JAF|クルマ何でも質問箱:ドライブ運転テクニック|夜間走行時のヘッドライトはハイビームが基本?
ヘッドライトには、通常、ロービーム、ハイビームが備えられています。道路運送車両法等では、ロービームの正式名称は「すれ違い用前照灯」、ハイビームは「走行用前照灯」とされ、その照射距離は、ロービームは前方40m、ハイビームがその倍以上の前方100m先を照らすことができるものと定められており、その使用方法として、対向車や前走車が存在する場合には、ロービームを使用することとされています。
ちなみに、道路運送車両法ではロービームもハイビームも出てきません。

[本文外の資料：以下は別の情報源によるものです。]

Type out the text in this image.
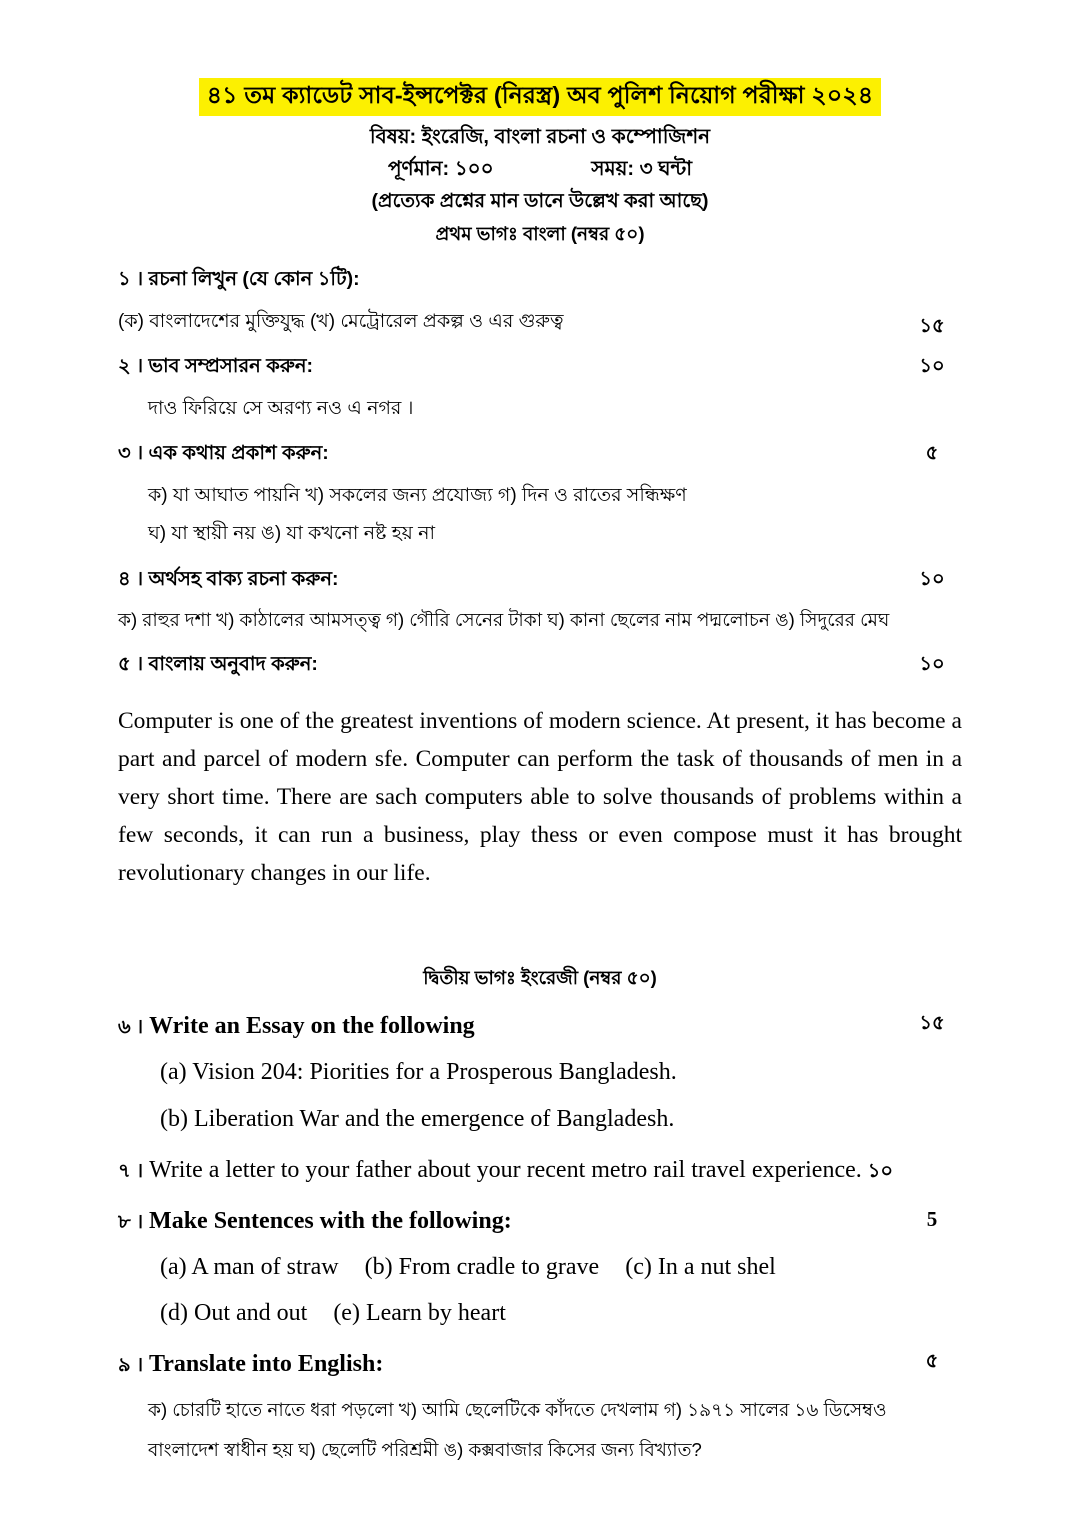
৪১ তম ক্যাডেট সাব-ইন্সপেক্টর (নিরস্ত্র) অব পুলিশ নিয়োগ পরীক্ষা ২০২৪
বিষয়: ইংরেজি, বাংলা রচনা ও কম্পোজিশন
পূর্ণমান: ১০০	সময়: ৩ ঘন্টা
(প্রত্যেক প্রশ্নের মান ডানে উল্লেখ করা আছে)
প্রথম ভাগঃ বাংলা (নম্বর ৫০)
১ । রচনা লিখুন (যে কোন ১টি):
(ক) বাংলাদেশের মুক্তিযুদ্ধ (খ) মেট্রোরেল প্রকল্প ও এর গুরুত্ব	১৫
২ । ভাব সম্প্রসারন করুন:
দাও ফিরিয়ে সে অরণ্য নও এ নগর ।
১০
৩ । এক কথায় প্রকাশ করুন:
ক) যা আঘাত পায়নি খ) সকলের জন্য প্রযোজ্য গ) দিন ও রাতের সন্ধিক্ষণ
ঘ) যা স্থায়ী নয় ঙ) যা কখনো নষ্ট হয় না
৫
৪ । অর্থসহ বাক্য রচনা করুন:
ক) রাহুর দশা খ) কাঠালের আমসত্ত্ব গ) গৌরি সেনের টাকা ঘ) কানা ছেলের নাম পদ্মলোচন ঙ) সিদুরের মেঘ
১০
৫ । বাংলায় অনুবাদ করুন:	১০

Computer is one of the greatest inventions of modern science. At present, it has become a part and parcel of modern sfe. Computer can perform the task of thousands of men in a very short time. There are sach computers able to solve thousands of problems within a few seconds, it can run a business, play thess or even compose must it has brought revolutionary changes in our life.

দ্বিতীয় ভাগঃ ইংরেজী (নম্বর ৫০)
৬ । Write an Essay on the following
(a) Vision 204: Piorities for a Prosperous Bangladesh.
(b) Liberation War and the emergence of Bangladesh.
১৫
৭ । Write a letter to your father about your recent metro rail travel experience. ১০
৮ । Make Sentences with the following:
(a) A man of straw (b) From cradle to grave (c) In a nut shel
(d) Out and out (e) Learn by heart
5
৯ । Translate into English:
ক) চোরটি হাতে নাতে ধরা পড়লো খ) আমি ছেলেটিকে কাঁদতে দেখলাম গ) ১৯৭১ সালের ১৬ ডিসেম্বও
বাংলাদেশ স্বাধীন হয় ঘ) ছেলেটি পরিশ্রমী ঙ) কক্সবাজার কিসের জন্য বিখ্যাত?
৫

NAVERまとめなどであたかも道路運送車両法で「ハイビームは走行用前照灯なのだからハイビームがデフォ」という表現がされていたりしますがこれはいいすぎ。
「道路運送車両の保安基準」という道路運送車両法 (昭和二十六年)第三章 の規定の中に出てきますのでこれを抜き出します。
(前照灯等)
第三十二条
自動車(被牽引自動車を除く。第四項において同じ。)の前面には、走行用前照灯を備えなければならない。4 自動車の前面には、すれ違い用前照灯を備えなければならない。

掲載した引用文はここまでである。